链表高频算法题及其解法

整理之后想起来LeetCode自己家出过一个类似的汇总Orz,大概是最近真的太闲了,想整理下刷过的题目,老实讲之前刷的题并不多。 LeetCode领扣的公众号做得很好,有时间回去翻翻看。

单链表反转

题目描述

输入一个链表,反转链表后,输出新链表的表头。

解法:

# -*- coding:utf-8 -*-
# class ListNode:
#     def __init__(self, x):
#         self.val = x
#         self.next = None
class Solution:
    # 返回ListNode
    def ReverseList(self, pHead):
        if pHead == None:
            return pHead
        pre = next = None
        while pHead != None:
            next = pHead.next
            pHead.next = pre
            pre = pHead
            pHead = next
        return pre

链表中环的检测

题目描述

141. Linked List Cycle
Given a linked list, determine if it has a cycle in it.

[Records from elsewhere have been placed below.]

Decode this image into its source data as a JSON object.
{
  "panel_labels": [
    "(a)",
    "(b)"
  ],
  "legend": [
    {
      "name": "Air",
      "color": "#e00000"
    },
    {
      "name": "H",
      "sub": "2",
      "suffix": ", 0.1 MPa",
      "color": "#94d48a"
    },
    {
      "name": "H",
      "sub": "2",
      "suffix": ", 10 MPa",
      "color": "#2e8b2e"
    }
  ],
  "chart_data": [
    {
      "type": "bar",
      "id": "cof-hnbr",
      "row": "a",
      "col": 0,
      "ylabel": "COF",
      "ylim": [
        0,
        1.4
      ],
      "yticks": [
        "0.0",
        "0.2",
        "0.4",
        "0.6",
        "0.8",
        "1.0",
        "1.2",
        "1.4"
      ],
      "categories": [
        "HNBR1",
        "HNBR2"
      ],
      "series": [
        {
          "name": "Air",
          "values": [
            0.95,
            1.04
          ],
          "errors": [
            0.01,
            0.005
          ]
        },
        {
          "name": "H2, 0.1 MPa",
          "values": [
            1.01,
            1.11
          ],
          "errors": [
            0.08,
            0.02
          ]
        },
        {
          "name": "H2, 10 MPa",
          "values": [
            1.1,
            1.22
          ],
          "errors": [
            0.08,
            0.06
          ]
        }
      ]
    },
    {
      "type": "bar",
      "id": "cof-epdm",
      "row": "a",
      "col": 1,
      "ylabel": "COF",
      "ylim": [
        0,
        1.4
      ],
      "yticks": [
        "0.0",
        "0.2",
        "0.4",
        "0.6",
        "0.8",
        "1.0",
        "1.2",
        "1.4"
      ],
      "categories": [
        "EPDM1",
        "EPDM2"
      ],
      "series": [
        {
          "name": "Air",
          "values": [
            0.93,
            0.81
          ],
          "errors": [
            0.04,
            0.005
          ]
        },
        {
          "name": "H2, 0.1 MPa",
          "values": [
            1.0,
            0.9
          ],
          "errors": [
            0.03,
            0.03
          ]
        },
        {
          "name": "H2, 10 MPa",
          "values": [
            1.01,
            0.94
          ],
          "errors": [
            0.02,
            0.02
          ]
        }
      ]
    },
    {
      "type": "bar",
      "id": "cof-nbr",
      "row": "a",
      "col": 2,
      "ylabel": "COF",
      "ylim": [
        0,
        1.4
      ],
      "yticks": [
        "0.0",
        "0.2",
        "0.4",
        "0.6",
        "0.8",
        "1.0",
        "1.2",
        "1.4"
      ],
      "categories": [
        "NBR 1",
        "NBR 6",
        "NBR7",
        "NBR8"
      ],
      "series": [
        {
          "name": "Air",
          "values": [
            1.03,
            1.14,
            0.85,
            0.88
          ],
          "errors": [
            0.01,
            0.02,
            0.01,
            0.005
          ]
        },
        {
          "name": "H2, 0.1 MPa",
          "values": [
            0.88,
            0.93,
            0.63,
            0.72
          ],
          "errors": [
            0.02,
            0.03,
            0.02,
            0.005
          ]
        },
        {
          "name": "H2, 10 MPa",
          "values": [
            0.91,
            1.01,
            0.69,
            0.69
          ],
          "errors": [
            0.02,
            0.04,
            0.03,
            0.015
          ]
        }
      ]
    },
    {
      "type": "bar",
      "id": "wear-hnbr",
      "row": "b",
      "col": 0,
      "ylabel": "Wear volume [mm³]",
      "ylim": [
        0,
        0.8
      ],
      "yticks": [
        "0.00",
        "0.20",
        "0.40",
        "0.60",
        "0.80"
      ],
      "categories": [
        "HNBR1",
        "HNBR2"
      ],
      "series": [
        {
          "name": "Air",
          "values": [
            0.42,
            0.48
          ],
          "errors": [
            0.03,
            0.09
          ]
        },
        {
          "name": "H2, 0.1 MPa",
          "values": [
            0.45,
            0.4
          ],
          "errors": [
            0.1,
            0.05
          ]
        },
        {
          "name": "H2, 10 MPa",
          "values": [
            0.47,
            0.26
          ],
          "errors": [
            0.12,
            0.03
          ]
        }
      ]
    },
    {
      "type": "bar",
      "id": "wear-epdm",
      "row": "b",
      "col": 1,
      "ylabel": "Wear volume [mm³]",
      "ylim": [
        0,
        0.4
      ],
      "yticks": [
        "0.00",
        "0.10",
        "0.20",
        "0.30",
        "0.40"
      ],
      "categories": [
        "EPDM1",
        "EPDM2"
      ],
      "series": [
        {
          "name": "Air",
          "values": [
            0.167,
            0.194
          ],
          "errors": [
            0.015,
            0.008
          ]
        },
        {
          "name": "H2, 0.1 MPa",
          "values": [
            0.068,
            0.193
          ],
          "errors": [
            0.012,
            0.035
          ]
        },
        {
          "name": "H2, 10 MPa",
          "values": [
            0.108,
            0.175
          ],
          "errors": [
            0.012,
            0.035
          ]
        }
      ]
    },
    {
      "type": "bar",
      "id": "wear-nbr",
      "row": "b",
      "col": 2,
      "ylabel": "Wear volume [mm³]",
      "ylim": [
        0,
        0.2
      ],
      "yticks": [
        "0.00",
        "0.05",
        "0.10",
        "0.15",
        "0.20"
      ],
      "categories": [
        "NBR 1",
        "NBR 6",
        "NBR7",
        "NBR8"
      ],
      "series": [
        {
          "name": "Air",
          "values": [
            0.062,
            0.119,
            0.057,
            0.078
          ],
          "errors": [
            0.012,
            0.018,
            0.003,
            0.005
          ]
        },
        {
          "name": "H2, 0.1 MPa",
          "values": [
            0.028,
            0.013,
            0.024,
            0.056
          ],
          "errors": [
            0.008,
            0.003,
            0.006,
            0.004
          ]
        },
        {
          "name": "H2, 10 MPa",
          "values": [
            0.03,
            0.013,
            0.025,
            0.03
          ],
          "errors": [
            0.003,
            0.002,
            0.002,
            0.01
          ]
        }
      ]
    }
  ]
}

To represent a cycle in the given linked list, we use an integer pos which represents the position (0-indexed) in the linked list where tail connects to. If pos is -1, then there is no cycle in the linked list.

题解

# Definition for singly-linked list.
# class ListNode(object):
#     def __init__(self, x):
#         self.val = x
#         self.next = None

class Solution(object):
    def hasCycle(self, head):
        """
        :type head: ListNode
        :rtype: bool
        """
        # Given an empty list
        if not head:
            return False

        # Initialize two pointers
        slow = head
        fast = head.next
        while fast and slow:
            # Two pointers would finally come to the same node 
            # when there is a cycle
            if fast == slow:
                return True
            if fast.next:
                fast = fast.next.next
                slow = slow.next
            # fast.next is None means that there is no cycle
            else:
                break

        return False

有序链表合并

题目描述

Merge two sorted linked lists and return it as a new list. The new list should be made by splicing together the nodes of the first two lists.

Example:

Input: 1->2->4, 1->3->4
Output: 1->1->2->3->4->4

题解

# Definition for singly-linked list.
# class ListNode:
#     def __init__(self, x):
#         self.val = x
#         self.next = None

class Solution:
    def mergeTwoLists(self, l1, l2):
        """
        :type l1: ListNode
        :type l2: ListNode
        :rtype: ListNode
        """
        returnNode = ListNode(-1)
        headNode = returnNode

        while l1 != None and l2 != None:
            if l1.val <= l2.val:
                returnNode.next = l1
                l1 = l1.next
            else:
                returnNode.next = l2
                l2 = l2.next
            returnNode = returnNode.next

        if l1 == None:
            returnNode.next = l2
        elif l2 == None:
            returnNode.next = l1

        return headNode.next

删除链表中倒数第n个节点

题目描述

19. Remove Nth Node From End of List

Given a linked list, remove the n-th node from the end of list and return its head.

Example:

Given linked list: 1->2->3->4->5, and n = 2.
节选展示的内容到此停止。